D’abord, l’obscurité parut absolue. Mais au bout de quelques minutes nos yeux s’y habituèrent, juste assez pour nous permettre de nous voir les uns les autres ; très confusément, certes, car je n’apercevais dans la chambre rien que le cercle immobile et sombre des figures. Tous, nous prenions la chose à cœur, beaucoup plus que jamais auparavant.

— Vous mettrez vos mains devant vous : il n’y a pas à craindre que nous nous touchions, étant si peu nombreux devant une table si grande. Vous, Madame, vous vous replierez sur vous-même. Si le sommeil vient, vous ne lutterez pas. Du silence, à présent. Et attendons.

Alors, en silence, nous attendîmes, fixant l’ombre devant nous. Une pendule faisait tic-tac dans le vestibule. Un chien, au loin, aboyait par intermittences. Une fois ou deux, un cab passa bruyamment dans la rue, et l’éclair de ses lanternes, par l’intervalle des rideaux, déchira gaiement l’opacité de nos ténèbres. J’éprouvais ces malaises physiques que m’avaient rendus familiers nos séances précédentes : froid dans les pieds, picotements dans les mains, chaleur dans les paumes, impression de courant d’air dans le dos.
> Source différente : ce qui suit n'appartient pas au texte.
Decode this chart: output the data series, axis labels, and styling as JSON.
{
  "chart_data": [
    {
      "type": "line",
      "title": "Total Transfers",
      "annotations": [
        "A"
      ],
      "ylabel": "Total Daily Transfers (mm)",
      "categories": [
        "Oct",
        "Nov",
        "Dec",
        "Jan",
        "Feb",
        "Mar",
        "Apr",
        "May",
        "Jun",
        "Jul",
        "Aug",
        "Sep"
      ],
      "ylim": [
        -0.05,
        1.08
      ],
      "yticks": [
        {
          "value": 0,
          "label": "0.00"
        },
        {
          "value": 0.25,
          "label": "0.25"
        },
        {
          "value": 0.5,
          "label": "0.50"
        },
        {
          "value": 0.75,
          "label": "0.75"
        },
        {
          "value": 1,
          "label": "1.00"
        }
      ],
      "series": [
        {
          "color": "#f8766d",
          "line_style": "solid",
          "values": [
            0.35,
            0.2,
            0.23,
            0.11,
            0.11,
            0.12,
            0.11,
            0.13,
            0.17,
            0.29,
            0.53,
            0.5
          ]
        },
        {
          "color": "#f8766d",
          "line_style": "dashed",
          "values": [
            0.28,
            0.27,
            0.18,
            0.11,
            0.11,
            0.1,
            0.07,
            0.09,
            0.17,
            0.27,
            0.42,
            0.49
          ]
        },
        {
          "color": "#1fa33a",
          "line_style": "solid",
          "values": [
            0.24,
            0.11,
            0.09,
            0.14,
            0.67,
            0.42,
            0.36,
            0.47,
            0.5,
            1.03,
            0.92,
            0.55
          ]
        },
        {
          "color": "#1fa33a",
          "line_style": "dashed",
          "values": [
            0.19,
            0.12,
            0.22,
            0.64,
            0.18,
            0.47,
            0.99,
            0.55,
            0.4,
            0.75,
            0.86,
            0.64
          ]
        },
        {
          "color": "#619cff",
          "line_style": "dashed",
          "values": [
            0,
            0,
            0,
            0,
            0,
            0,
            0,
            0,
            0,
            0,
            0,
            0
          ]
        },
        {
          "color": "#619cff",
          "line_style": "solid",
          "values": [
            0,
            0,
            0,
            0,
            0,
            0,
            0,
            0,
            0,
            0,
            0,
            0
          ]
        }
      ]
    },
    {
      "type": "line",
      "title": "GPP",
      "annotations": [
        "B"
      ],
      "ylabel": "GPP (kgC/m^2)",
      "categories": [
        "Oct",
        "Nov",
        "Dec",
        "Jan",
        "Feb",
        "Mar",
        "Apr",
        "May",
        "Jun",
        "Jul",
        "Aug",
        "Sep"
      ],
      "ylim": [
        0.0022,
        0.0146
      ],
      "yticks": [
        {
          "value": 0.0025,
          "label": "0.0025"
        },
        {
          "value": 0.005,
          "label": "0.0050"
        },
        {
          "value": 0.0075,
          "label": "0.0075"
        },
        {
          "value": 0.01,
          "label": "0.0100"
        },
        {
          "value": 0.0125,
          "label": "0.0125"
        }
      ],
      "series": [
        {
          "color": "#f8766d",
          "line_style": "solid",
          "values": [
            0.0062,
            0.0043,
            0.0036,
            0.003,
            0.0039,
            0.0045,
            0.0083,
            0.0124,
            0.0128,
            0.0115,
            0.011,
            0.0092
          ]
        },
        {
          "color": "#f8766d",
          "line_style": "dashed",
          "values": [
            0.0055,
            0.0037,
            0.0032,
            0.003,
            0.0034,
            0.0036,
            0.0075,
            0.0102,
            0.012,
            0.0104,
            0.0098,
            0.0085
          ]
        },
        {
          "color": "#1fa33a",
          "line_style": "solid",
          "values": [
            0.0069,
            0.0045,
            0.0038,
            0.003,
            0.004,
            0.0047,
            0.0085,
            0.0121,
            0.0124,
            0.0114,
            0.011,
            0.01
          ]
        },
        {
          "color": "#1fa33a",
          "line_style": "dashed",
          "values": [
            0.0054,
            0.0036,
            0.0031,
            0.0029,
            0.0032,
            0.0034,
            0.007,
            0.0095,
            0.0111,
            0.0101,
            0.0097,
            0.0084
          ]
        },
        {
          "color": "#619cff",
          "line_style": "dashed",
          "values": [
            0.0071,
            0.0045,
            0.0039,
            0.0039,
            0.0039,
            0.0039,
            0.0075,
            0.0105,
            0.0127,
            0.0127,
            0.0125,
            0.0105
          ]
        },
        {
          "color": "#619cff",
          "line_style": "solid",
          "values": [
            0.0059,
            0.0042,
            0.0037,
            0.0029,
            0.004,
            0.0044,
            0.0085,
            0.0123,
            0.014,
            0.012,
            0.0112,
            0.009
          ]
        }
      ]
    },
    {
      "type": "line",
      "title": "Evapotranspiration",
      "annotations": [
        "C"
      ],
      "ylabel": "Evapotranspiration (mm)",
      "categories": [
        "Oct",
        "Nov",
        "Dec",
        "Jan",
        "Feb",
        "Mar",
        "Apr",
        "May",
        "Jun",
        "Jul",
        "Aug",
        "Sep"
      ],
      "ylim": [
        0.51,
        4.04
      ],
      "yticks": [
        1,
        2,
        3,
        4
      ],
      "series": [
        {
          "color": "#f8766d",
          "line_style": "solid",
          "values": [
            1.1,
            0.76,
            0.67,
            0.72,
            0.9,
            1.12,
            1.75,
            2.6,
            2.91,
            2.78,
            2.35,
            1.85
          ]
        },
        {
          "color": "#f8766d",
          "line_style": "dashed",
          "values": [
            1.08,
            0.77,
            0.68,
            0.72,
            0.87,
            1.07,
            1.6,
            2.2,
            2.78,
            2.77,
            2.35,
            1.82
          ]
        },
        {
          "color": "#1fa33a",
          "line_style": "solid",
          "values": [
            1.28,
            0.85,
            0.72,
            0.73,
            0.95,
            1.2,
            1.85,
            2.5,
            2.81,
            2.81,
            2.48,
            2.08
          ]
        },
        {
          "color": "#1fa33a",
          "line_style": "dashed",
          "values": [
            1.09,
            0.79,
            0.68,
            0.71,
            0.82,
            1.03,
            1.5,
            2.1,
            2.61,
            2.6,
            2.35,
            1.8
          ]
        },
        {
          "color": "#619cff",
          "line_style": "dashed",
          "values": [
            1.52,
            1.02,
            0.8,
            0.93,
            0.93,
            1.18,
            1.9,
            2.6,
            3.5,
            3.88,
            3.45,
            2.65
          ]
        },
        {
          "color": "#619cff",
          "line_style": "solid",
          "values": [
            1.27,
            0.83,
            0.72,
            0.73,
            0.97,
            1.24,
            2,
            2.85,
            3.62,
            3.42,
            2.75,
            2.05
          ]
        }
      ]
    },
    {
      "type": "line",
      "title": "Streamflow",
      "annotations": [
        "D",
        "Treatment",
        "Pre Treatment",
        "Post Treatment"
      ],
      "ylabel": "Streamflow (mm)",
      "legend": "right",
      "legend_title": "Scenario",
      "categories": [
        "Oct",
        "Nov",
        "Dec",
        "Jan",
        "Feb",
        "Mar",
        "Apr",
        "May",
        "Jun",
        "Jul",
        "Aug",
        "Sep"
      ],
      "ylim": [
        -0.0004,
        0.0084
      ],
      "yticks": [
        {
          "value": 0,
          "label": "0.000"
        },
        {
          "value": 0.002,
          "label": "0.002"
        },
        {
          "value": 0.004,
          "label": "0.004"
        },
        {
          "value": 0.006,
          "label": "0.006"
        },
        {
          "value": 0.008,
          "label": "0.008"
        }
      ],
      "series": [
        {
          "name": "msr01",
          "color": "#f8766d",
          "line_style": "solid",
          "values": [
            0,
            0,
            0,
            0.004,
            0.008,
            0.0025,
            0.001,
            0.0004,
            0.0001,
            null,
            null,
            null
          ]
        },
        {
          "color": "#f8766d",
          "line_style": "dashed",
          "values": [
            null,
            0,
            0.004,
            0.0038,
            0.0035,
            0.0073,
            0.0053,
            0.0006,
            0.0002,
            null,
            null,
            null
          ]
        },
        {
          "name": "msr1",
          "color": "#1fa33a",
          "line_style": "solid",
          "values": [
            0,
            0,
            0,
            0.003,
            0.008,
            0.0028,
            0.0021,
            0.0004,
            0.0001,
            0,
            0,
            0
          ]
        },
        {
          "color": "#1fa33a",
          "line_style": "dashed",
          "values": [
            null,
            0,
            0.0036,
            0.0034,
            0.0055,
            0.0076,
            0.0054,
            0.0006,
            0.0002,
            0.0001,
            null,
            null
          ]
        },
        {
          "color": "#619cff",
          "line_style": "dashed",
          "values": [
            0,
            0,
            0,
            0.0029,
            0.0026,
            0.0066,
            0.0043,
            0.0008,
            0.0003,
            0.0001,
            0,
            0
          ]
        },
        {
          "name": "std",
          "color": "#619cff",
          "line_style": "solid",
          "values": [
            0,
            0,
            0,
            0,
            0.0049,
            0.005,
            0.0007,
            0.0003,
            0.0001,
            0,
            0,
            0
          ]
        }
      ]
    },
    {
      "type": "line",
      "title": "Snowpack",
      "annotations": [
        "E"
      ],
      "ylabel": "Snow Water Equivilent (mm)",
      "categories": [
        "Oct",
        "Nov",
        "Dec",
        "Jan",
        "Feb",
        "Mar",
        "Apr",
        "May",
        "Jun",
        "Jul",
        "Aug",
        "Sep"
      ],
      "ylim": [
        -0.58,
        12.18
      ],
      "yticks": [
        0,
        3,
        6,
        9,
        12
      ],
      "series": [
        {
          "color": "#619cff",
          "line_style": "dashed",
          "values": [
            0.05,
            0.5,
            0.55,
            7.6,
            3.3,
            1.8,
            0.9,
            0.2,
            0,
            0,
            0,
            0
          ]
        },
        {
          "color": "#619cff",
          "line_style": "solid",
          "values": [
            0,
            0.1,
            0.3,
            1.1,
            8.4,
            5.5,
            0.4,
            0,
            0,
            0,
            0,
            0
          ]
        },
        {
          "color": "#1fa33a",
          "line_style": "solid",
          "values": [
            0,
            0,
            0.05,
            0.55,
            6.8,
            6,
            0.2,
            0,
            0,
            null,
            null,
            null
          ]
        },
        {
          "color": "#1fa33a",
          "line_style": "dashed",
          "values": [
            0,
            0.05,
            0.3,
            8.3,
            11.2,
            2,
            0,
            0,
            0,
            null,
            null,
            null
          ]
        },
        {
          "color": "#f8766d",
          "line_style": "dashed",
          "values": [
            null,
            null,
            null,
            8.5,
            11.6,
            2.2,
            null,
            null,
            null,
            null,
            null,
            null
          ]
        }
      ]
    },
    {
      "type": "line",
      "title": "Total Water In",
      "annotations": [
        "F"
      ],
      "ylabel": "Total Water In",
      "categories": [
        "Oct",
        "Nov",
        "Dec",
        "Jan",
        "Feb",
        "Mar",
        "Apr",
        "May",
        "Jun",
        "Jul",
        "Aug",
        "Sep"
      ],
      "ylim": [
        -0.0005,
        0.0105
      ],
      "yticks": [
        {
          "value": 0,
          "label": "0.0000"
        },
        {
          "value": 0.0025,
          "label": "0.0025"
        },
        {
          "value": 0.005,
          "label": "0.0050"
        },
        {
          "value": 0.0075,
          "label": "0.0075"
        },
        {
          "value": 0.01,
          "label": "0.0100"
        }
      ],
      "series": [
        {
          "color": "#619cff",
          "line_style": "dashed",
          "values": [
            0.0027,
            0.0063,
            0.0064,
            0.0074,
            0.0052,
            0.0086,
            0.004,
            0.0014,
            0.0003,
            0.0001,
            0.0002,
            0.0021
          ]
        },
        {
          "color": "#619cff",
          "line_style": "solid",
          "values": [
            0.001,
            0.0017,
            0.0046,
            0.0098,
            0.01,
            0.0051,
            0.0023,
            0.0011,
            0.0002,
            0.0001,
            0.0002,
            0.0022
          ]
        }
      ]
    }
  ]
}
Il me venait aux avant-bras, et plus spécialement, me semblait-il, à l’avant-bras gauche, qui était le plus rapproché de notre visiteur, d’étranges petits élancements, dus sans doute à quelque trouble du système vasculaire, mais dignes néanmoins d’attention. En même temps, j’avais le sentiment d’une expectative presque douloureuse. Et le silence sévère gardé par mes compagnons me laissait deviner chez eux une tension nerveuse non moindre que la mienne. Tout d’un coup, il y eut, dans l’obscurité, un son bas et sifflant, la respiration mince et pressée d’une femme.
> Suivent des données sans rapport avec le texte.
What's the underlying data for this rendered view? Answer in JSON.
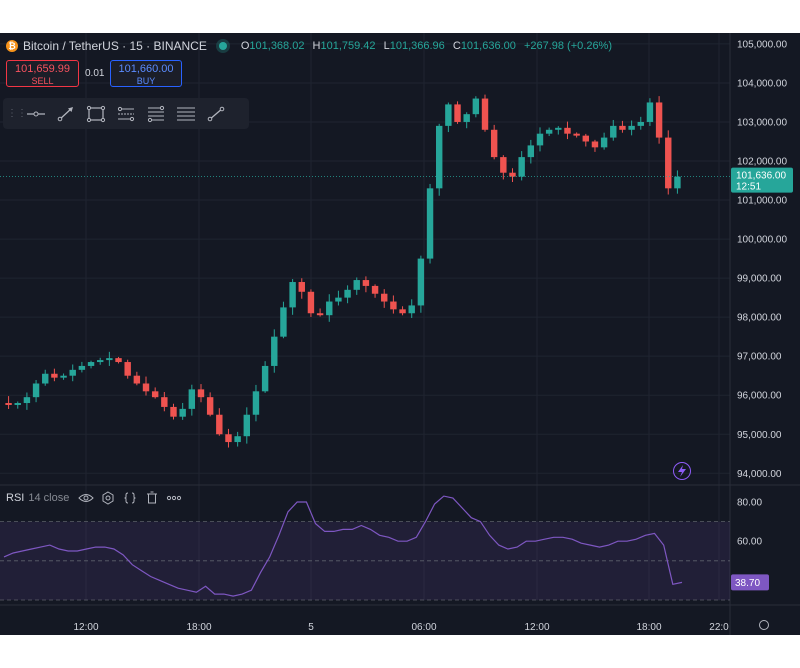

Puis, la respiration se fit encore plus pressée et plus mince, comme entre des dents serrées ; puis, elle s’arrêta, dans un grand soupir accompagné d’un sourd bruissement de robe.
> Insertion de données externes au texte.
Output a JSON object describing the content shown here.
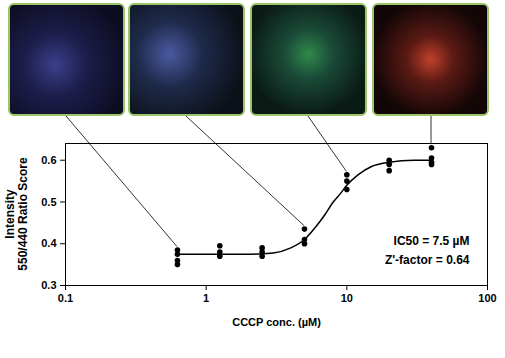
{
  "chart_data": {
    "type": "scatter",
    "x_label": "CCCP conc. (µM)",
    "y_label": "Intensity 550/440 Ratio Score",
    "log": "x",
    "grid": false,
    "xlim": [
      0.1,
      100
    ],
    "xticks": [
      0.1,
      1,
      10,
      100
    ],
    "ylim": [
      0.3,
      0.64
    ],
    "yticks": [
      0.3,
      0.4,
      0.5,
      0.6
    ],
    "annotations": [
      "IC50 = 7.5 µM",
      "Z'-factor = 0.64"
    ],
    "series": [
      {
        "type": "scatter",
        "color": "#000000",
        "marker": "circle",
        "x": [
          0.625,
          0.625,
          0.625,
          0.625,
          1.25,
          1.25,
          1.25,
          2.5,
          2.5,
          2.5,
          5,
          5,
          5,
          10,
          10,
          10,
          20,
          20,
          20,
          40,
          40,
          40,
          40
        ],
        "values": [
          0.385,
          0.375,
          0.36,
          0.35,
          0.395,
          0.38,
          0.37,
          0.39,
          0.38,
          0.37,
          0.435,
          0.41,
          0.4,
          0.565,
          0.55,
          0.53,
          0.6,
          0.59,
          0.575,
          0.63,
          0.605,
          0.595,
          0.59
        ]
      },
      {
        "type": "line",
        "color": "#000000",
        "line_style": "solid",
        "x": [
          0.625,
          1,
          2,
          3,
          4,
          5,
          6,
          7,
          8,
          9,
          10,
          12,
          15,
          20,
          30,
          40
        ],
        "values": [
          0.375,
          0.375,
          0.375,
          0.378,
          0.39,
          0.41,
          0.44,
          0.47,
          0.5,
          0.52,
          0.54,
          0.565,
          0.585,
          0.595,
          0.6,
          0.6
        ]
      }
    ]
  }
}
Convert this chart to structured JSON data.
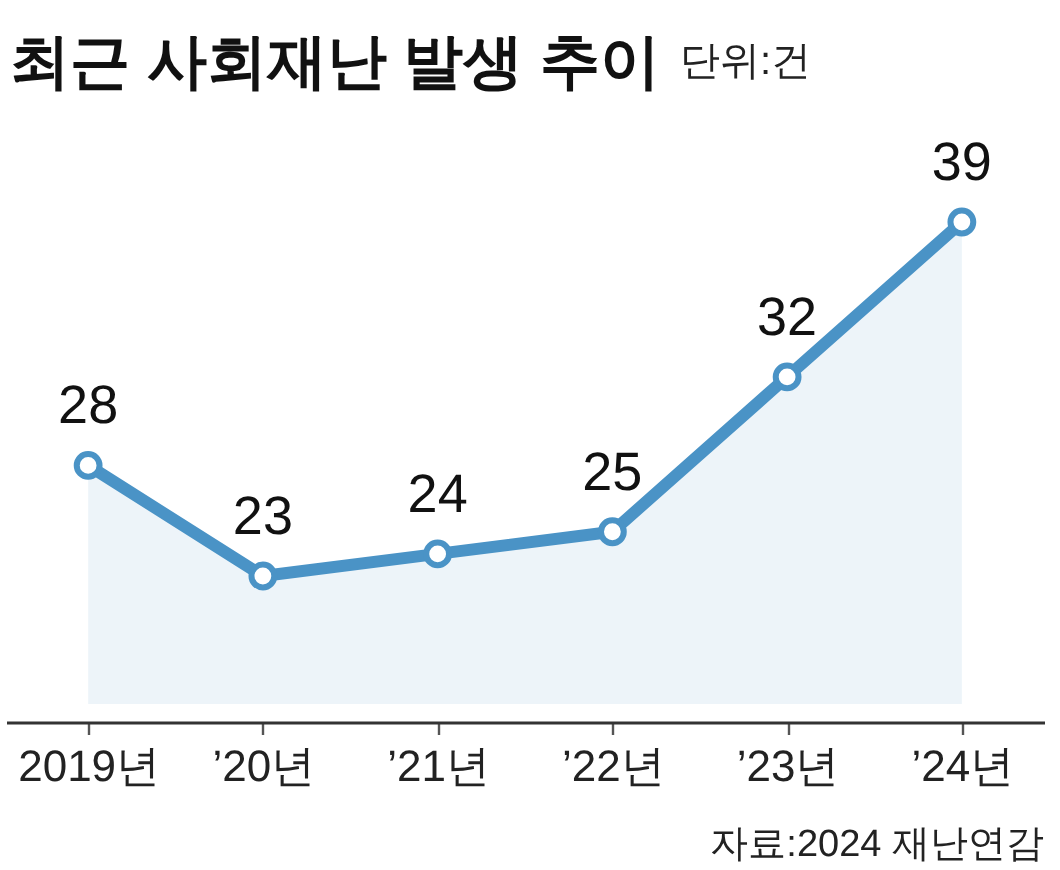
{
  "chart_data": {
    "type": "area",
    "title": "최근 사회재난 발생 추이",
    "subtitle": "단위:건",
    "annotations": [
      "자료:2024 재난연감"
    ],
    "categories": [
      "2019년",
      "’20년",
      "’21년",
      "’22년",
      "’23년",
      "’24년"
    ],
    "series": [
      {
        "color": "#4a93c6",
        "values": [
          28,
          23,
          24,
          25,
          32,
          39
        ]
      }
    ],
    "tick_labels": "x",
    "data_labels": true,
    "marker": "circle",
    "line_style": "solid"
  }
}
— Qu’y a-t-il ? Est-ce que tout va bien ? demanda quelqu’un dans l’ombre.

— Oui, dit le Français, tout va bien. C’est Madame. Elle vient de tomber en catalepsie. Maintenant, Messieurs, si vous voulez bien vous tenir tranquilles, vous verrez, j’imagine, quelque chose qui vous intéressera.

Encore le tic-tac dans le vestibule. Encore la respiration du médium, plus profonde, à présent, et plus pleine. Encore, par instants, la lueur fugitive, et toujours plus agréable, des lanternes d’un hansom. Sur quel abîme nous jetions un pont ! D’un côté, le monde éternel, dont le voile se soulevait à demi ; de l’autre, les cabs de Londres I La table frémissait de pulsations puissantes. Sous nos doigts, elle se balançait avec certitude, en cadence, d’un mouvement facile, plongeant et creusant. Toute sa substance rendait de petits claquements secs, de petits craquements brusques, les crépitements d’un feu de file ou d’un feu de salve, les pétillements d’un fagot qu’on allume par une nuit glaciale.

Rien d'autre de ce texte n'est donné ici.